2577 sayılı İdari Yargılama Usulü Kanunu’nun 2/b maddesi ile; “İdari eylem ve işlemlerden dolayı kişisel hakları doğrudan muhtel olanlar tarafından açılan tam yargı davasının idari yargı yerinde açılacağı düzenlenmiştir.”
İdarenin kusurlu sorumluluğunda yer alan hizmet kusuru; hizmetin kötü işlemesi, hizmetin geç işlemesi veya hizmetin hiç işlememesi halleridir. Hizmet kusuru, 6098 sayılı BK’nun 49. maddesindeki haksız fiilden farklı olup idare hukukuna özgü olaylara göre değişebilen, esnek bir sorumluluk türüdür. Hizmet kusurunun kapsamı içtihatlarla oluşturulmuştur. Gerek Anayasa gerekse 2577 sayılı İYUK’da idarilik niteliğini kaybeden eylemler ile idari eylemler arasında herhangi bir fark olmadığı; bu bakımdan her tür eylemlerin idarilik vasfını yitirdiği, bu sebeple idari yargının görevli olmayacağı görüşünün doğru olmadığı; fiili yol teşkil eden eylemlerden ötürü adli yargıya gidilmesinin nedeni olarak, adliye hakiminin ilgilileri daha iyi koruyacağı görüşü ileri sürülmüştür. (Yıldırım Turan: İdari Yargı, Beta Yayınları, İstanbul 2008, s. 23.)
İdari eylem ve işlemlerden doğan uyuşmazlıklar bakımından genel görevli yargı yeri idare mehkemeleridir. Adli yargı yerleri ancak özel düzenlemelerin varlığı halinde, idarenin eylem ve işlemlerinden doğan uyuşmazlıkları çözümlemekle görevlidirler.
3533 sayılı Yasa’nın 1. maddesine göre genel, katma ve özel bütçelerle yönetilen daireler ve belediyelerle sermayesinin tamamı devlete veya belediyelere yahut özel idarelere ait olan daire ve müesseseler arasında çıkan uyuşmazlıklardan adli yargının görevi içinde bulunanlar o Yasa’da yazılı tahkim usulüne göre çözümlenir.
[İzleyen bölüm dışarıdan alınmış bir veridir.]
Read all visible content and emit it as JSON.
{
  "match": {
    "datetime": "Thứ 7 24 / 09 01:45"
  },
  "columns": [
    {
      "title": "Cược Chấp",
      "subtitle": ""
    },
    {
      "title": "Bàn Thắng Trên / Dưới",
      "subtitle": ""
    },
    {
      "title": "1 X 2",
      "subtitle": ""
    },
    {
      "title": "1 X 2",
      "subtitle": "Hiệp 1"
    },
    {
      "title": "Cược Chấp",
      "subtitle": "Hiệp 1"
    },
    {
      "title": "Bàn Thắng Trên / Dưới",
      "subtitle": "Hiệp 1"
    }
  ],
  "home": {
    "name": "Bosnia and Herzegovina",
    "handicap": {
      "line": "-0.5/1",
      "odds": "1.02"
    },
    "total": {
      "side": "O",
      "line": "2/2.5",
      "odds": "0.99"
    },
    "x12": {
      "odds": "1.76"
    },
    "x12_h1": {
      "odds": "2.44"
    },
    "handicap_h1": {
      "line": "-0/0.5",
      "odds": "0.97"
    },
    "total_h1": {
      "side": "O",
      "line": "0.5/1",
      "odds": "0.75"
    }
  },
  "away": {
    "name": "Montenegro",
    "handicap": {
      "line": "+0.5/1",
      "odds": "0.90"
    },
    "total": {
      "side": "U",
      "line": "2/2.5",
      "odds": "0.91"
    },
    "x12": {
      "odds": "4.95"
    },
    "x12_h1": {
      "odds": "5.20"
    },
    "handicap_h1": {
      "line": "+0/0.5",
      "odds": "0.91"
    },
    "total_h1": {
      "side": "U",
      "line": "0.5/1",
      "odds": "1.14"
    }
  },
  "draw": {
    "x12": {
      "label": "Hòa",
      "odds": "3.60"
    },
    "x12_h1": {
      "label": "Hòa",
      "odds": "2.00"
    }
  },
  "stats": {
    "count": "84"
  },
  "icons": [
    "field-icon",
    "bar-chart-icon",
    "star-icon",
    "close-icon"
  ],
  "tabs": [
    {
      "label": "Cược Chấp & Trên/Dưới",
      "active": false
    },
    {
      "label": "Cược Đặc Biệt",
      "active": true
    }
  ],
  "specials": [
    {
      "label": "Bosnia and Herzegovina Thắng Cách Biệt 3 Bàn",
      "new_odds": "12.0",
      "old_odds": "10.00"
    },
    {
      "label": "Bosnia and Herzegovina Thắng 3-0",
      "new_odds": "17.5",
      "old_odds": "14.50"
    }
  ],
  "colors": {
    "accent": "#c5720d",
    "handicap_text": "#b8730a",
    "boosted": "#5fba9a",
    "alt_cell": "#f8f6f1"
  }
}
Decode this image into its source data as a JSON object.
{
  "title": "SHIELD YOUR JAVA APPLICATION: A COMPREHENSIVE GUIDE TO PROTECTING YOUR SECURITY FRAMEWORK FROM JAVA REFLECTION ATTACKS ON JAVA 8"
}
Yargı yolu, 6100 Sayılı HMK’nun 114/1-b ve 115. maddelerinde düzenlenen ve yargılamanın her aşamasında re’sen gözetilecek olan dava şartıdır.
Dosya içeriğine göre; Nüfüs ve Vatandaşlık İşleri Genel Müdürlüğü’nün ölüm olayını Sosyal Güvenlik Kurumuna bildirmesi yasal olarak görevi olmasına rağmen bildirmediğinden bahisle davacı kurumun zarara uğradığı ileri sürülmüştür. Hizmet kusuruna dayalı açılan davanın ilgili idareye karşı idari yargı yerinde tam yargı davası olarak açılması gerekir. 3533 sayılı yasa adli yargının görev alanına giren uyuşmazlıklarda uygulanabilir. Somut olayda taraflar arasındaki uyuşmazlığın idari yargının görev alanında kaldığı anlaşılmakla; mahkemece yargı yolu bakımından görevsizlik nedeniyle davanın reddine karar verilmesi gerekirken; yazılı şekilde uyuşmazlığın tahkimde çözülmesi gerektiğinden görevsizlik kararı verilmesi doğru görülmemiş ve bu yön bozmayı gerektirmiştir.
SONUÇ: Temyiz edilen kararın, yukarıda gösterilen nedenle BOZULMASINA; 01/10/2015 gününde oybirliğiyle karar verildi.